From much and varied observation and experiment in reference to the performances of Planchette, and of kindred phenomena, now extending over a period of about twenty years, I here record my denial, in the most emphatic manner, that electricity or magnetism, properly so called, has anything to do with the mystery at all, and call for the proof that it has. That a certain psycho-dynamic agency closely allied to, and in some of its modifications perhaps identical with, Reichenbach’s “Od,” or odylic force, may have some mediatorial part to play in the affair, I do not dispute, nor yet, for the present, do I affirm. But though this agency has sometimes been identified with what, for the want of a better term, has been called “animal magnetism,” it has yet to be proved, I believe, that there are any of the properties of the magnet, or of magnetism, about it, even so much as would suffice to attract the most comminuted iron filings. It is remarkable that the assertion or hypothesis that electricity or magnetism is concerned in the production of the phenomena in question, has never yet had an origin in any high scientific authority. This is accounted for by the fact that those who are properly acquainted with this agency, and who have the proper apparatus at their command, can demonstrate the truth or falsity of such a hypothesis with the greatest ease. For an experiment, place your Planchette upon a plate of glass, or some other non-conducting substance. Attach to it a common pith-ball electrometer, and then let your medium place his hands upon the board. If electricity equal to the force even of a small fraction of a grain passes from the medium to the board, the pith ball, to that extent, will be deflected from its position. By means of the Torsion Balance electrometer, invented by Coulomb, the presence of almost the smallest conceivable fraction of a grain of electrical force in your Planchette or your table might be detected; and with these delicate tests within reach, tell us not that the movements in question are caused by electricity till you have proved it positively and beyond all dispute.

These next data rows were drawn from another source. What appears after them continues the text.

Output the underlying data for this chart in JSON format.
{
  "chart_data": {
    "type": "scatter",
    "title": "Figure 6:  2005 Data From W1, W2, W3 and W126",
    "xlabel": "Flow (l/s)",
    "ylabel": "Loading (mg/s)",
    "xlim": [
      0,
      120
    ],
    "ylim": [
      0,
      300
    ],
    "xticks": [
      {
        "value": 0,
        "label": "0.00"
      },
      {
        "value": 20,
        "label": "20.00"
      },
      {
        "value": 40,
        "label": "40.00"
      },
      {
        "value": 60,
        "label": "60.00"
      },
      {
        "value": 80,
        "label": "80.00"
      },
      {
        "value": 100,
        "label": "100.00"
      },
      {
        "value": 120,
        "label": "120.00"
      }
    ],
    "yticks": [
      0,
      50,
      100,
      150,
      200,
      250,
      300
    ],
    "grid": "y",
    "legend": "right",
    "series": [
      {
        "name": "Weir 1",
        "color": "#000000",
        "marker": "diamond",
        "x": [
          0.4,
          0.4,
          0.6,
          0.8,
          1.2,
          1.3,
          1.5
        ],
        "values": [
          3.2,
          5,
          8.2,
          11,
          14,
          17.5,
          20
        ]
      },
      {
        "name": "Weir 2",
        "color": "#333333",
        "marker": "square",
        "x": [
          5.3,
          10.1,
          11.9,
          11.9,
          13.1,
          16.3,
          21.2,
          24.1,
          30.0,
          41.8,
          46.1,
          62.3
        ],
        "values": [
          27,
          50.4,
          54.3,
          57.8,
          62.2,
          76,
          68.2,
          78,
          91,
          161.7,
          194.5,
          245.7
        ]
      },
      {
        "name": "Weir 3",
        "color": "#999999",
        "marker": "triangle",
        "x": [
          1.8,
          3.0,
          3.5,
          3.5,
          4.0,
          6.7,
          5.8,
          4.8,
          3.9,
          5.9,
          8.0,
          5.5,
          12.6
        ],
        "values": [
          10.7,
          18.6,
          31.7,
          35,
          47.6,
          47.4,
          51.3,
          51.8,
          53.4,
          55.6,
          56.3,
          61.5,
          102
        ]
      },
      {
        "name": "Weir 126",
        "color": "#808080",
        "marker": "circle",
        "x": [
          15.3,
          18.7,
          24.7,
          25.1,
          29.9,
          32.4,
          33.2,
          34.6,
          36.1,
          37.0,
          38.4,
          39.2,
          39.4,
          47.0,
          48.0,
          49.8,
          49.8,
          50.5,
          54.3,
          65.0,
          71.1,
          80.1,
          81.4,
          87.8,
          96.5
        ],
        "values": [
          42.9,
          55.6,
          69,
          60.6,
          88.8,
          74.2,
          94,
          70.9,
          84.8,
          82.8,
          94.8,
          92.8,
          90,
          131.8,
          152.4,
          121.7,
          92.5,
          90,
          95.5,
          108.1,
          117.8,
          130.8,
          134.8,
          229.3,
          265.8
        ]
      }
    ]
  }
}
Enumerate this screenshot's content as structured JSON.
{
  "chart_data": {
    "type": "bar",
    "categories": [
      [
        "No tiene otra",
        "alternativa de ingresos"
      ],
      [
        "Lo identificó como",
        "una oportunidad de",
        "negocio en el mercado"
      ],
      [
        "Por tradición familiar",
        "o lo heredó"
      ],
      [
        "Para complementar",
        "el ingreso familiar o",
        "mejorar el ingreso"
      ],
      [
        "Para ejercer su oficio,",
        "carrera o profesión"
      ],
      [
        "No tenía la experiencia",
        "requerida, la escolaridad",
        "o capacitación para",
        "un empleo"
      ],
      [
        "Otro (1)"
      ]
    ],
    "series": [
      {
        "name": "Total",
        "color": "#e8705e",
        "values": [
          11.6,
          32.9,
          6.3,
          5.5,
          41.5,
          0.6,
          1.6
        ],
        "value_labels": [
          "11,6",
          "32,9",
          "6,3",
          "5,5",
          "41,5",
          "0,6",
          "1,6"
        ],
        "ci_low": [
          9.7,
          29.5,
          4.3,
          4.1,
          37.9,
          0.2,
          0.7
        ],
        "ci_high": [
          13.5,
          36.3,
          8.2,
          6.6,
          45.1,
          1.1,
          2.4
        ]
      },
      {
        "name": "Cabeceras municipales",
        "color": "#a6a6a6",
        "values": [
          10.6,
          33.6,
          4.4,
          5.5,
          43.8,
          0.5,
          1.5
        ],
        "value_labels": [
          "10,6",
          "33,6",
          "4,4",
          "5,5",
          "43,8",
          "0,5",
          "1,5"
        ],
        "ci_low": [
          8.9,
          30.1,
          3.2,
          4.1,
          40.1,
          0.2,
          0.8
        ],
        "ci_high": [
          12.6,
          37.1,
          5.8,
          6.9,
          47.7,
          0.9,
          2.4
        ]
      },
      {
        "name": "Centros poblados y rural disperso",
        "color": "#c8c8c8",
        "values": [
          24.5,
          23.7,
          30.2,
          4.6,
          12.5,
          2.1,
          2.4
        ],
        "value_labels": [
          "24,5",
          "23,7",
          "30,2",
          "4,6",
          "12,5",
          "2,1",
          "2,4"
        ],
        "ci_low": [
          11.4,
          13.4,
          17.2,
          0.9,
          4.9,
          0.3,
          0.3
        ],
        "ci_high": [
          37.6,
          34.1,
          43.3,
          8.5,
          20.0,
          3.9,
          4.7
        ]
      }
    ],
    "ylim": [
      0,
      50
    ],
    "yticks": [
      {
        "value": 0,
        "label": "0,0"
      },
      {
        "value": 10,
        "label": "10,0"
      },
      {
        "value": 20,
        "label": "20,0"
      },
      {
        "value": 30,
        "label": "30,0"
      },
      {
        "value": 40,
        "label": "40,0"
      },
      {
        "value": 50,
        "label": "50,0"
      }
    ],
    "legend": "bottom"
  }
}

In the discussion of this electrical theory we have occupied more space than we originally intended, but we have thought it might be for the interest of true science to exhibit, once for all, this ridiculous and yet very popular fallacy, in its true light.

THIRD—THE DEVIL THEORY.

This theory, which appears to have many advocates, is well set forth in the following excerpts from an article published in the Philadelphia Universe, a Catholic organ:

“Neither the sight of the eye, nor the touch of the hand, can discover the spring by which Planchette moves. Therefore it is not, in its movements, a toy. It moves—undoubtedly it moves. And how? Intelligently! It answers questions of any kind put to it in any language required. It does this. This can not be done but by intelligence. Well, by what description of intelligence? It can not be supposed that the Divine intelligence is the motive; for how can God be conceived to make such a manifestation of himself as Planchette exhibits?

“A corresponding reason cuts off the idea that it is presided over by an angelic intelligence; and it is evident to all that a human mind does not control it. There is but one more character of intelligence—that of evil spirits. Therefore Planchette is moved by the agents of hell.... But why should the devil connect himself with Planchette?... We suppose that the experienced scoundrel is ready to do anything human wickedness may ask him when souls are the price of the condescension. But his reasons for particular manifestations are of small importance here. Facts are facts, and the point is, that Planchette is not a toy, that it is moved by an intelligence, and that the intelligence that moves it is necessarily evil. We would therefore advise all who have a Planchette to build for it a special fire of pitch and brimstone.... No one has a right to consult the enemy of God. They who do so are in danger of becoming worshipers of the devil, and of dwelling with him for ever.”